Estimating the electrical conductivity of the melt phase of a partially molten asthenosphere from seafloor magnetotelluric sounding data

Seafloor magnetotelluric soundings provide models of electrical conductivity distributions in the Earth’s oceanic mantle. By inverting the sounding results, a high-conductivity (typically 0.01–0.1 S/m) layer is often obtained in the oceanic upper mantle, which is referred to as the electrical asthenosphere. The obtained high conductivity is then interpreted in terms of the amount of additional conduction that accounts for the conductivity value based on a physical model of the asthenosphere. There are two major candidates that are considered as the cause of the asthenosphere: the effect of water and partial melting. In this paper, we consider the partial melting hypothesis. We propose a method to estimate the electrical conductivity of the melt phase that is responsible for high conductivity by assuming the melt fraction distribution in the asthenosphere.
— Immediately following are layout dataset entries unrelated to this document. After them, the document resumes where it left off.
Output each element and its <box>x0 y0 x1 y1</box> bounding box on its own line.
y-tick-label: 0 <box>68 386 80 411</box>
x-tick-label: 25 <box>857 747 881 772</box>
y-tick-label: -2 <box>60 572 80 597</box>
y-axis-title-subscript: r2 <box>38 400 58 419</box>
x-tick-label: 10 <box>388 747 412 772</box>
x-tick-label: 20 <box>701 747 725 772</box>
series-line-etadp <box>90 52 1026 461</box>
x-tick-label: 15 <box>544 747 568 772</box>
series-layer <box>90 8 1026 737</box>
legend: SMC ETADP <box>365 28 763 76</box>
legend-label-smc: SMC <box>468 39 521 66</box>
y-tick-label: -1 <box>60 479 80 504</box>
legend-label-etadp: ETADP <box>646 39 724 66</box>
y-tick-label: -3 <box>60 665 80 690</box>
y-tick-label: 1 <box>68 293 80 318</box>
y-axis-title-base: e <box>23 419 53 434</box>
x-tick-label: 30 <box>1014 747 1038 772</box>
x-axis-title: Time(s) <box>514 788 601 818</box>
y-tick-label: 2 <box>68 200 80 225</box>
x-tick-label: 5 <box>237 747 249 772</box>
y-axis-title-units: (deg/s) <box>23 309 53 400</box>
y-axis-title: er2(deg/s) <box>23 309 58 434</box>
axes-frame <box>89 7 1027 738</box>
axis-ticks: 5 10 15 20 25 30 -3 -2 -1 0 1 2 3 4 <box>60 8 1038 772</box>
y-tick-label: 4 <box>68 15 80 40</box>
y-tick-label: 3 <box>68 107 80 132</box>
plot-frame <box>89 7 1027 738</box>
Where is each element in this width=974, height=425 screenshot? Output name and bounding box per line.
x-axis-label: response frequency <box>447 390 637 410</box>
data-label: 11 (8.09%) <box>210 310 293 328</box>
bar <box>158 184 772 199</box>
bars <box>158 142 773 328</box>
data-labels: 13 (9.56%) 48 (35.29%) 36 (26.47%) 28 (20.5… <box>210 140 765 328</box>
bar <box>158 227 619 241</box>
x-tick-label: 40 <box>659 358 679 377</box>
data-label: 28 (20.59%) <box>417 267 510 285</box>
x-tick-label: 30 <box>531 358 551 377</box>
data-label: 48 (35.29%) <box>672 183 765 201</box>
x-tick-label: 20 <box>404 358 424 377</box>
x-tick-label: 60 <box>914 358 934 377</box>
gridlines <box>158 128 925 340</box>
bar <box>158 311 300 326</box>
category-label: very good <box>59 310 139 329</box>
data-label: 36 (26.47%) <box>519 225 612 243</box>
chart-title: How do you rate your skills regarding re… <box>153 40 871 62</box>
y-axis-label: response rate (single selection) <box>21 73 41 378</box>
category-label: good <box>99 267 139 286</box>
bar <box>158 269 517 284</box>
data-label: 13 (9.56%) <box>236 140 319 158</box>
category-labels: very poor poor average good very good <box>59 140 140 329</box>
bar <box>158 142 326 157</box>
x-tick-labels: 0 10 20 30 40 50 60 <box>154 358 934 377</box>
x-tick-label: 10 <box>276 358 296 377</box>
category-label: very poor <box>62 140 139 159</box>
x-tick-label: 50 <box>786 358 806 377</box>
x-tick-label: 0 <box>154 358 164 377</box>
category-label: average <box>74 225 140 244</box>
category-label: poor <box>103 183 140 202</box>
We applied this method to one-dimensional conductivity profiles recently obtained from three regions of different seafloor age, and the results indicate that the proposed approach, combined with other approaches such as seismology and mineral physics, will provide useful information in testing a partial melting hypothesis for the cause of the asthenosphere.

• A new approach is proposed for interpretation of EM sounding result.
• It estimates electrical conductivity of melt, assuming partially molten system.
• This approach can be used to test the partially molten asthenosphere hypothesis.